Hello team -
I am moving this discussion to the MSP430 forums for my customer since it looks like more of a MSP430 issue at this point than a Linux problem.
Please reference this thread in the Linux forum for a full explanation of the issue: http://e2e.ti.com/support/embedded/f/354/p/96505/359792.aspx#359792
Here is where we are:
Hi, we've tried various of the synchronization suggestions.
Currently issuing a USCI reset on the MSP430F235 after every data packet (of 32bytes), combined with a DM365 RS232 send inbetween SPI Master packet sends, in order for it our MSP430 to receive properly. I imagine that SPI1 and RS232 share some SOC hardware functional blocks on the DM365?
So our current (brittle) situation is:
hack 1: Reset MSP430 USCI after every packet.
hack 2: printf() to RS232 before sending every packet.
Getting this far has been a challenge, and it is a brittle system. What other synchronization options could be used?
As a followup question, the MSP430F235 has no DMA functionality, so we have to service each byte on an IRQ. This is quite a lot of IRQs, and the DM365 master has a MINIMUM rate of 600KHz SPI. So when we transmit, we are generating 80KHz IRQs on the poor MSP430. Is there a way to modify the DM365 SPI minimum rate below 600KHz?
I calculate from MSP430F235 spec sheet that it can theoretically support a slave SPI frequency Fs=3.9MHz, but I cannot imagine this rate being serviced by an IRQ per byte. (IRQ's on the MSP430F235 are documented as ~10 cycle latency minimum).

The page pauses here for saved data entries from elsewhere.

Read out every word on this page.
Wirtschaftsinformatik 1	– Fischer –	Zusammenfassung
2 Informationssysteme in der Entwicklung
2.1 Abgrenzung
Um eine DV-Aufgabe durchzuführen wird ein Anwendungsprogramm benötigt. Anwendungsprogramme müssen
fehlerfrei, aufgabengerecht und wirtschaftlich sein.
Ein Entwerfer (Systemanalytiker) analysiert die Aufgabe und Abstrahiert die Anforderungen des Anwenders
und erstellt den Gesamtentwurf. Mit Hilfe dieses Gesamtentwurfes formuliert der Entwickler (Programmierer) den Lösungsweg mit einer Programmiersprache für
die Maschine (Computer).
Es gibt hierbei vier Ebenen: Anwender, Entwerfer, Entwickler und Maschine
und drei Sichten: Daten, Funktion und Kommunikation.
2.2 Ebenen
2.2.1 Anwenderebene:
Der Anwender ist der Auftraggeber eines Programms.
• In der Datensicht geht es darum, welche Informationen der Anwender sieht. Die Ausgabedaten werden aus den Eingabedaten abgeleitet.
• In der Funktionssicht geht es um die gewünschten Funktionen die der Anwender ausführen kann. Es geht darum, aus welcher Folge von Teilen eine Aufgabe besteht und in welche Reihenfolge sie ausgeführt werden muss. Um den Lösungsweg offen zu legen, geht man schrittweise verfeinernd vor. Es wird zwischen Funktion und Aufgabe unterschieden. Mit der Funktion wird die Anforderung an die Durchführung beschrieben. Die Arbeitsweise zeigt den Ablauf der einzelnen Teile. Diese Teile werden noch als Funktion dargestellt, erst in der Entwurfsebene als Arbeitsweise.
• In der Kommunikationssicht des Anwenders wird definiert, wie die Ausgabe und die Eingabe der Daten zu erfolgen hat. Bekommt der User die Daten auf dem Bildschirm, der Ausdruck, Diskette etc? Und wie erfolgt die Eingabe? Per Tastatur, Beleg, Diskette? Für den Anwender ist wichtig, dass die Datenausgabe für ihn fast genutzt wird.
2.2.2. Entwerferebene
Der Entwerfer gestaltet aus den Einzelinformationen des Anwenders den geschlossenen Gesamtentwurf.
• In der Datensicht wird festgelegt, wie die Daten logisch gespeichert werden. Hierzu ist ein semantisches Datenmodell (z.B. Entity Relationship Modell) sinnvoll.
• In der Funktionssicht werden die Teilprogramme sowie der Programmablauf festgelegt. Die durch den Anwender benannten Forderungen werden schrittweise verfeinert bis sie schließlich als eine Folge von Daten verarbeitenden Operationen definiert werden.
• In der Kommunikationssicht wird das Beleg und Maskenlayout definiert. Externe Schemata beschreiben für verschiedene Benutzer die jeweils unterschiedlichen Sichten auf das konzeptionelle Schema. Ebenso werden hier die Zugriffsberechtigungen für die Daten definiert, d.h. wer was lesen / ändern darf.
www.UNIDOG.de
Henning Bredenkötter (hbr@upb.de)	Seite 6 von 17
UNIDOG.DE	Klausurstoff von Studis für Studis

It certainly looks like the MSP430 can't keep up with the data that's being dumped down the pipe. The fact that slowing down the speed that the bytes are being sent at by adding a brief delay seems to validate this.
How did we intend the MSP430F235 to support 3.9MHz on the slave SPI bus? Is this a HW only spec? Is there a way to buffer the data that we're missing?